Electrocatalysis for dioxygen reduction by a μ-oxo decavanadium complex in alkaline medium and its application to a cathode catalyst in air batteries

The redox behavior of a decavanadium complex [(V=O)10(μ2-O)9(μ3-O)3(C5H7O2)6] (1) was studied using cyclic voltammetry under acidic and basic conditions. The reduction potential of V(V) was found at less positive potentials for higher pH electrolyte solutions. The oxygen reduction at complex 1 immobilized on a modified electrode was examined using cyclic voltammetry and rotating ring-disk electrode techniques in the 1 M KOH solutions.
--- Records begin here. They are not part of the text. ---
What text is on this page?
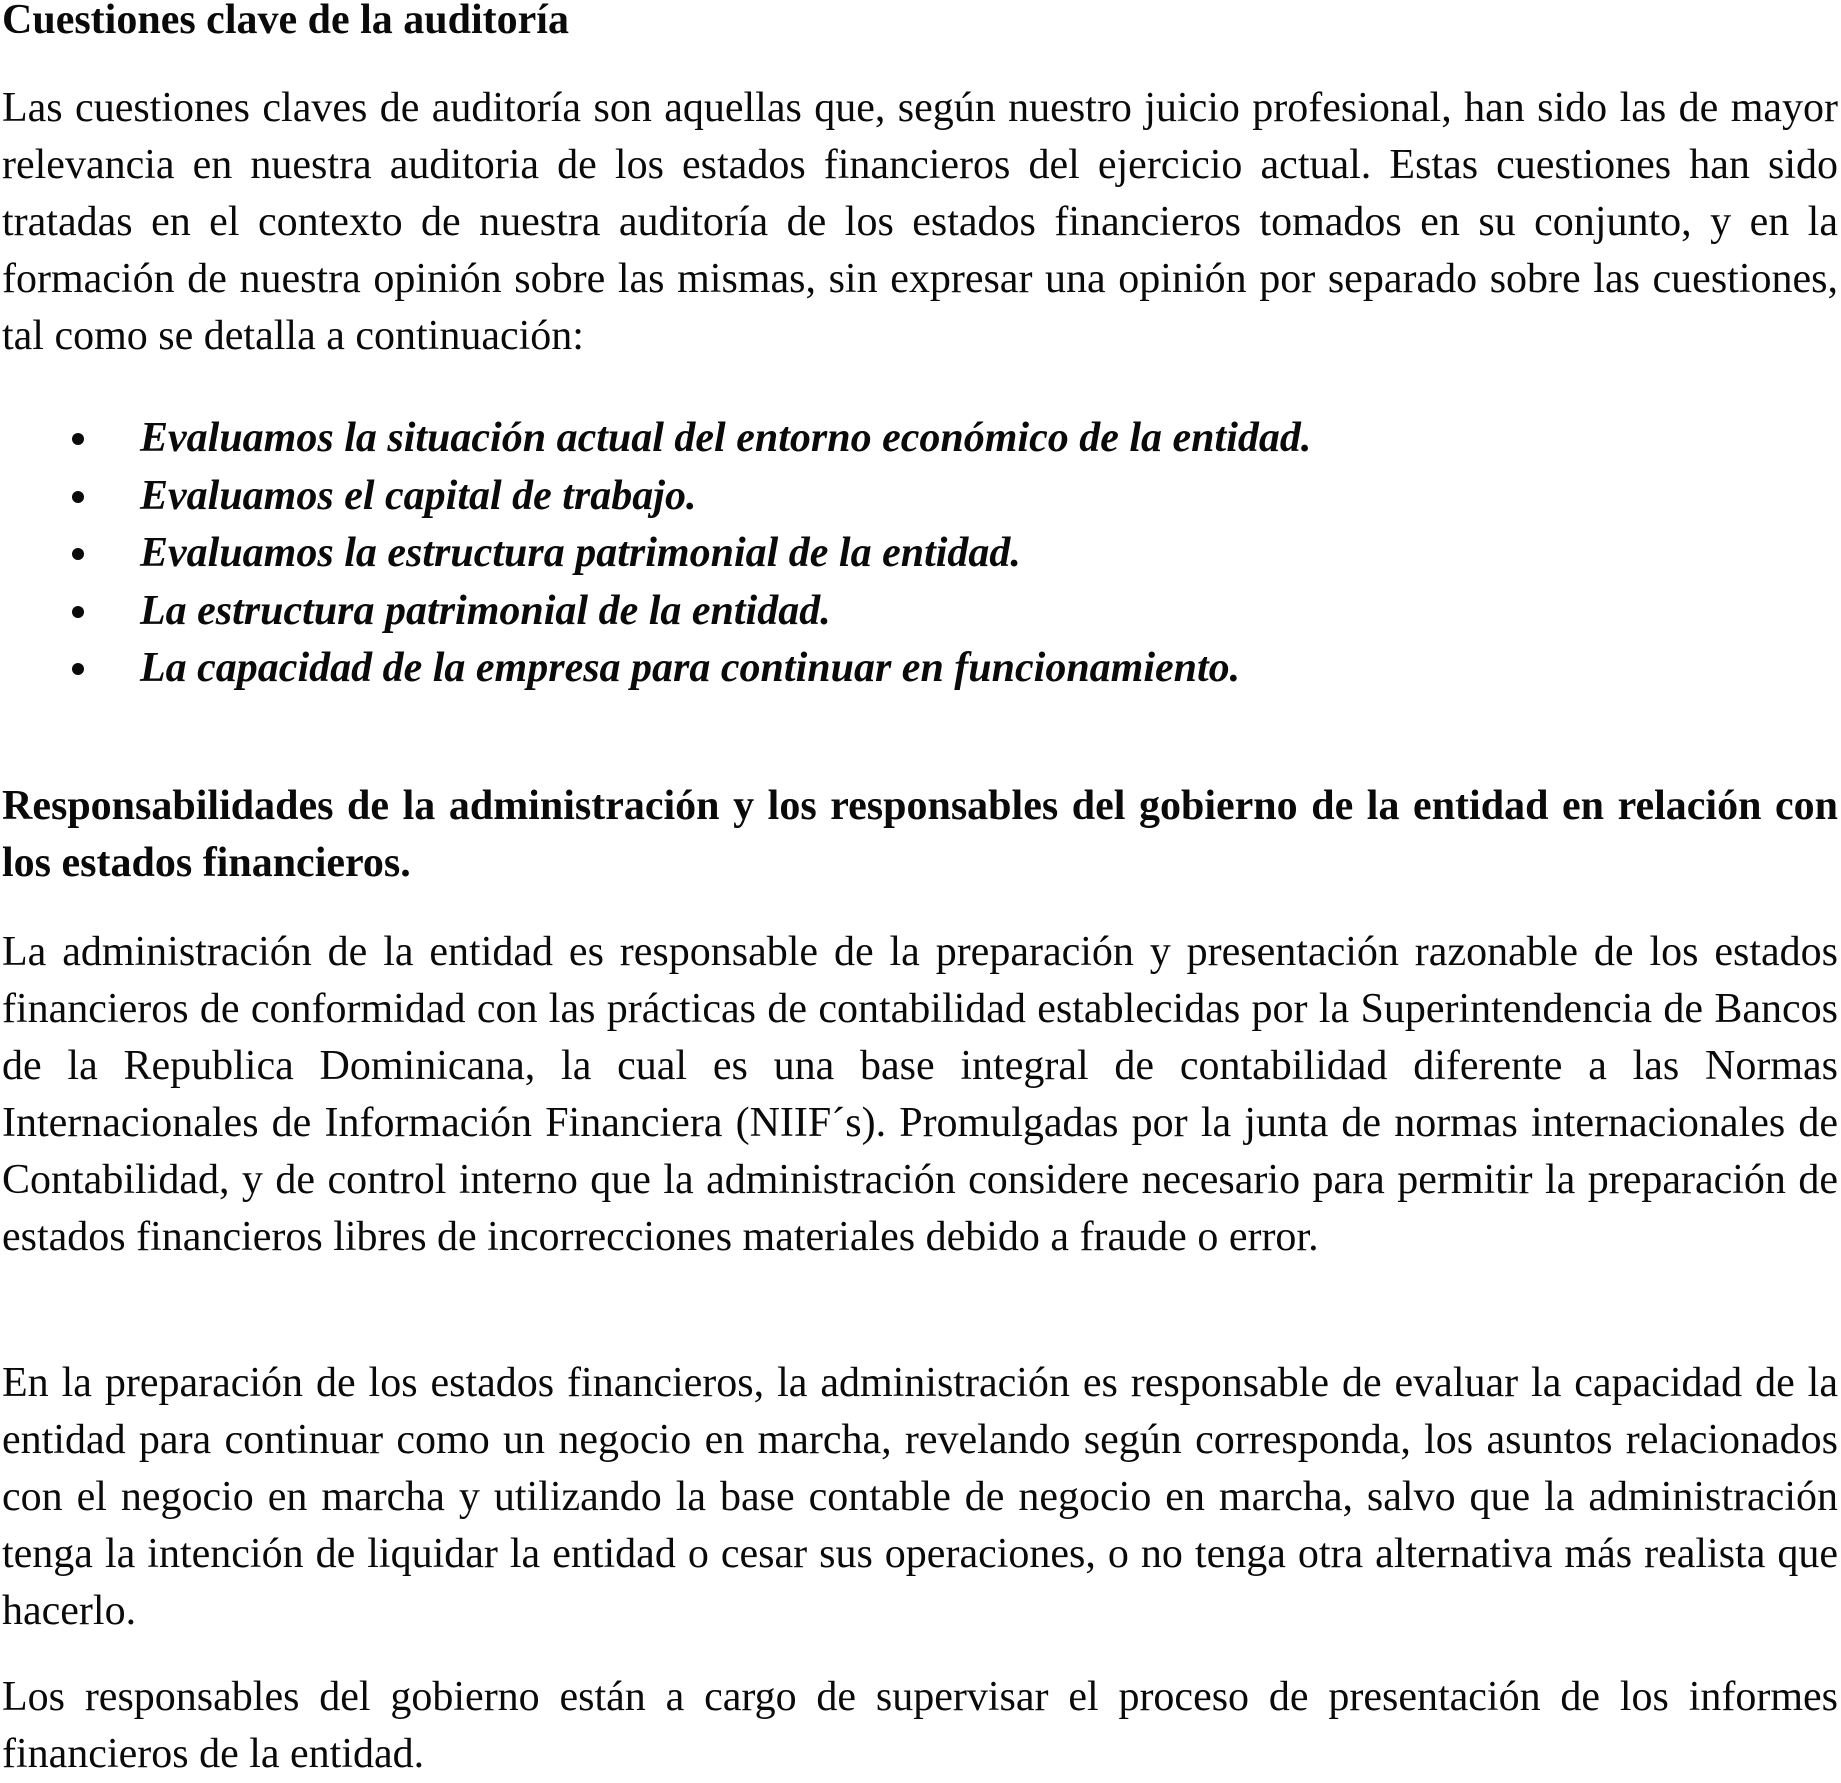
Cuestiones clave de la auditoría

Las cuestiones claves de auditoría son aquellas que, según nuestro juicio profesional, han sido las de mayor relevancia en nuestra auditoria de los estados financieros del ejercicio actual. Estas cuestiones han sido tratadas en el contexto de nuestra auditoría de los estados financieros tomados en su conjunto, y en la formación de nuestra opinión sobre las mismas, sin expresar una opinión por separado sobre las cuestiones, tal como se detalla a continuación:

Evaluamos la situación actual del entorno económico de la entidad.
Evaluamos el capital de trabajo.
Evaluamos la estructura patrimonial de la entidad.
La estructura patrimonial de la entidad.
La capacidad de la empresa para continuar en funcionamiento.
Responsabilidades de la administración y los responsables del gobierno de la entidad en relación con los estados financieros.

La administración de la entidad es responsable de la preparación y presentación razonable de los estados financieros de conformidad con las prácticas de contabilidad establecidas por la Superintendencia de Bancos de la Republica Dominicana, la cual es una base integral de contabilidad diferente a las Normas Internacionales de Información Financiera (NIIF´s). Promulgadas por la junta de normas internacionales de Contabilidad, y de control interno que la administración considere necesario para permitir la preparación de estados financieros libres de incorrecciones materiales debido a fraude o error.

En la preparación de los estados financieros, la administración es responsable de evaluar la capacidad de la entidad para continuar como un negocio en marcha, revelando según corresponda, los asuntos relacionados con el negocio en marcha y utilizando la base contable de negocio en marcha, salvo que la administración tenga la intención de liquidar la entidad o cesar sus operaciones, o no tenga otra alternativa más realista que hacerlo.

Los responsables del gobierno están a cargo de supervisar el proceso de presentación de los informes financieros de la entidad.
On the basis of measurements using a rotating disk electrode (RDE), the complex 1 was found to be highly active for the direct four-electron reduction of dioxygen at −0.2 V versus saturated calomel electrode (SCE). The complex 1 as a reduction catalyst of O2 with a high selectivity was demonstrated using rotating ring-disk voltammograms in alkaline solutions. The application of complex 1 as an oxygen reduction catalyst at the cathode of zinc–air cell was also examined. The zinc–air cell with the modified electrode showed a stable discharge potential at approximately 1 V with discharge capacity of 80 mAh g−1 which was about five times larger than that obtained with the commonly used manganese dioxide catalyst.